ILUSTRAÇÃO POR GEALYSON JOSÉ DE O. SOARES


PARTE I

    Temo que o delegado Pickford esteja louco. Nas últimas cinco noites ele me deixou encarregado de investigar os passos de um tal Ferdinando Soren. O nome talvez pareça estranho à primeira vista; pelo que soube a seu respeito, é um velho estrangeiro que chegou aqui por estas bandas há um bom tempo. Apesar disso, poucos o conhecem. Pelo que vejo até você, Laurence, que vive aqui há muito mais tempo do que eu, parece nunca ter ouvido falar do sujeito.

    Não te julgo. Pelo que observei nas últimas noites, o tal estrangeiro aparenta levar uma vida bastante pacata e reclusa. Na maior parte do tempo em que eu estive em seu encalço não pude deixar de notar seus hábitos estranhos. Os vizinhos, coitados, mal conheciam o homem. Quanto a isso não tenho o que declarar; afinal, desde minha chegada a Saltville eu mesmo tenho sido vítima de olhares um tanto quanto inquietantes. Mesmo que hoje eu pertença à força policial, tais olhares nunca cessaram. Pior: temo que a desconfiança e os julgamentos tenham se acentuado. Felizmente pude contar com o seu apoio, Laurence, e com o apoio do velho Pickford, mesmo que talvez a idade e a demência lhe tenham abatido, pois não posso enxergar os motivos desta investigação tão rigorosa sobre o estrangeiro.

    Sobre ele, permita-me continuar. Além de sua estranha reclusão, Ferdinando possuía um outra hábito curioso. Enquanto todos os outros cidadãos iluminam suas casas durante a noite, Soren faz justamente o contrário. Por esta razão, não pude ver o que se passava dentro de sua casa nas últimas cinco noites. Estranho, não? Pergunto-me se o velho pensa em esconder algo de nós.

     Eu juro que meus passos e minha investigação estão sendo executadas sob o máximo sigilo. É impossível que Soren esteja suspeitando desta nossa operação, por mais bizarra que ela seja. Isso me deixa um tanto inquieto. Afinal, existe a possibilidade de que Ferdinando não esteja fugindo de nossa operação, mas sim de algo ainda desconhecido. Talvez, penso eu, exista realmente alguma relação das coisas que vi durante as últimas cinco noites e os eventos do último mês.

    Sim, no último mês. Tenho certeza de que você se lembra do desaparecimento daqueles pescadores no mar. Era uma pequena embarcação, talvez com uns cinco ou seis homens. Nenhum deles retornou para casa. Ou pelo menos foi o que eu pensei de início. Segundo o delegado Pickford, um destes homens retornou das águas. Seu nome? Ferdinando Soren.

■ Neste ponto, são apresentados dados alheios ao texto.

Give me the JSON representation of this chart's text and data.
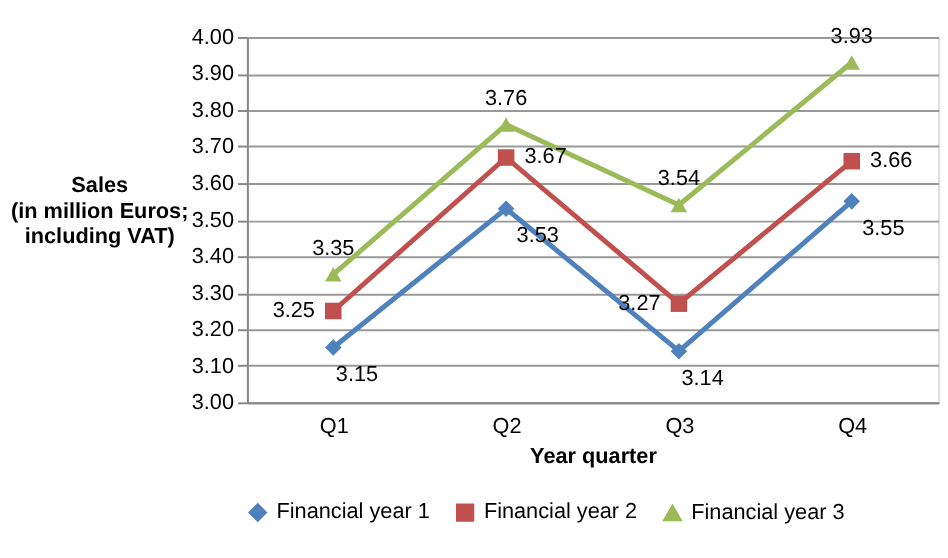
{
  "chart_data": {
    "type": "line",
    "xlabel": "Year quarter",
    "ylabel": "Sales\n(in million Euros;\nincluding VAT)",
    "categories": [
      "Q1",
      "Q2",
      "Q3",
      "Q4"
    ],
    "series": [
      {
        "name": "Financial year 1",
        "color": "#4f81bd",
        "marker": "diamond",
        "values": [
          3.15,
          3.53,
          3.14,
          3.55
        ]
      },
      {
        "name": "Financial year 2",
        "color": "#c0504d",
        "marker": "square",
        "values": [
          3.25,
          3.67,
          3.27,
          3.66
        ]
      },
      {
        "name": "Financial year 3",
        "color": "#9bbb59",
        "marker": "triangle",
        "values": [
          3.35,
          3.76,
          3.54,
          3.93
        ]
      }
    ],
    "ylim": [
      3.0,
      4.0
    ],
    "yticks": [
      {
        "value": 3.0,
        "label": "3.00"
      },
      {
        "value": 3.1,
        "label": "3.10"
      },
      {
        "value": 3.2,
        "label": "3.20"
      },
      {
        "value": 3.3,
        "label": "3.30"
      },
      {
        "value": 3.4,
        "label": "3.40"
      },
      {
        "value": 3.5,
        "label": "3.50"
      },
      {
        "value": 3.6,
        "label": "3.60"
      },
      {
        "value": 3.7,
        "label": "3.70"
      },
      {
        "value": 3.8,
        "label": "3.80"
      },
      {
        "value": 3.9,
        "label": "3.90"
      },
      {
        "value": 4.0,
        "label": "4.00"
      }
    ],
    "grid": "y",
    "legend": "bottom",
    "line_style": "solid",
    "data_labels": true
  }
}
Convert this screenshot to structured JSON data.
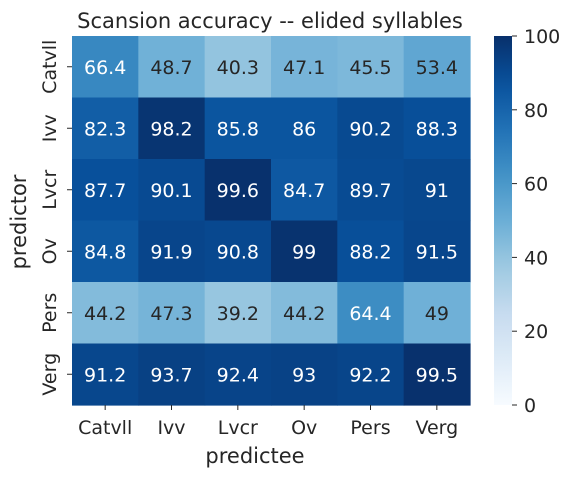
{
  "chart_data": {
    "type": "heatmap",
    "title": "Scansion accuracy -- elided syllables",
    "xlabel": "predictee",
    "ylabel": "predictor",
    "x_categories": [
      "Catvll",
      "Ivv",
      "Lvcr",
      "Ov",
      "Pers",
      "Verg"
    ],
    "y_categories": [
      "Catvll",
      "Ivv",
      "Lvcr",
      "Ov",
      "Pers",
      "Verg"
    ],
    "values": [
      [
        66.4,
        48.7,
        40.3,
        47.1,
        45.5,
        53.4
      ],
      [
        82.3,
        98.2,
        85.8,
        86,
        90.2,
        88.3
      ],
      [
        87.7,
        90.1,
        99.6,
        84.7,
        89.7,
        91
      ],
      [
        84.8,
        91.9,
        90.8,
        99,
        88.2,
        91.5
      ],
      [
        44.2,
        47.3,
        39.2,
        44.2,
        64.4,
        49
      ],
      [
        91.2,
        93.7,
        92.4,
        93,
        92.2,
        99.5
      ]
    ],
    "colorbar": {
      "range": [
        0,
        100
      ],
      "ticks": [
        0,
        20,
        40,
        60,
        80,
        100
      ],
      "colormap": "Blues",
      "color_low": "#f7fbff",
      "color_high": "#08306b"
    },
    "grid": false
  }
}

    Eu sei, parece loucura. Ainda acho que seja. Mas o delegado parece ter certeza de ter visto Soren partir junto dos outros pescadores quando estes foram vistos pela última vez. Temo que esse seja o motivo de toda esta investigação sem sentido. Estranhamente, o estrangeiro não fora encontrado na costa e muito menos nos restos da embarcação, mas sim em uma ruela esquecida da cidade. Tinha um semblante pavoroso; com toda certeza estava embriagado. As roupas sujas e rasgadas e o cabelo bagunçado também insinuavam isso. Dormia profundamente, embora parecesse um tanto inquieto. Mas eu repito: o delegado tem certeza de que viu Soren entrar na embarcação, mesmo que ele próprio não pudesse explicar o que aquele homem fazia ali sobre o chão.

    Por enquanto, isso é tudo que tenho a falar. Temo que já esteja muito tarde para continuarmos esta conversa. Obrigado por ouvir minhas reclamações e desabafos. A ideia de que todo o meu esforço seja em vão tem tirado meu sono nos últimos dias; ainda assim, existe algo que me motiva a continuar esta investigação e trazer à tona, talvez, a verdade. Conto com sua ajuda amanhã, Laurence. Entraremos na casa do velho estrangeiro, mesmo que tenhamos de usar da força para tal façanha.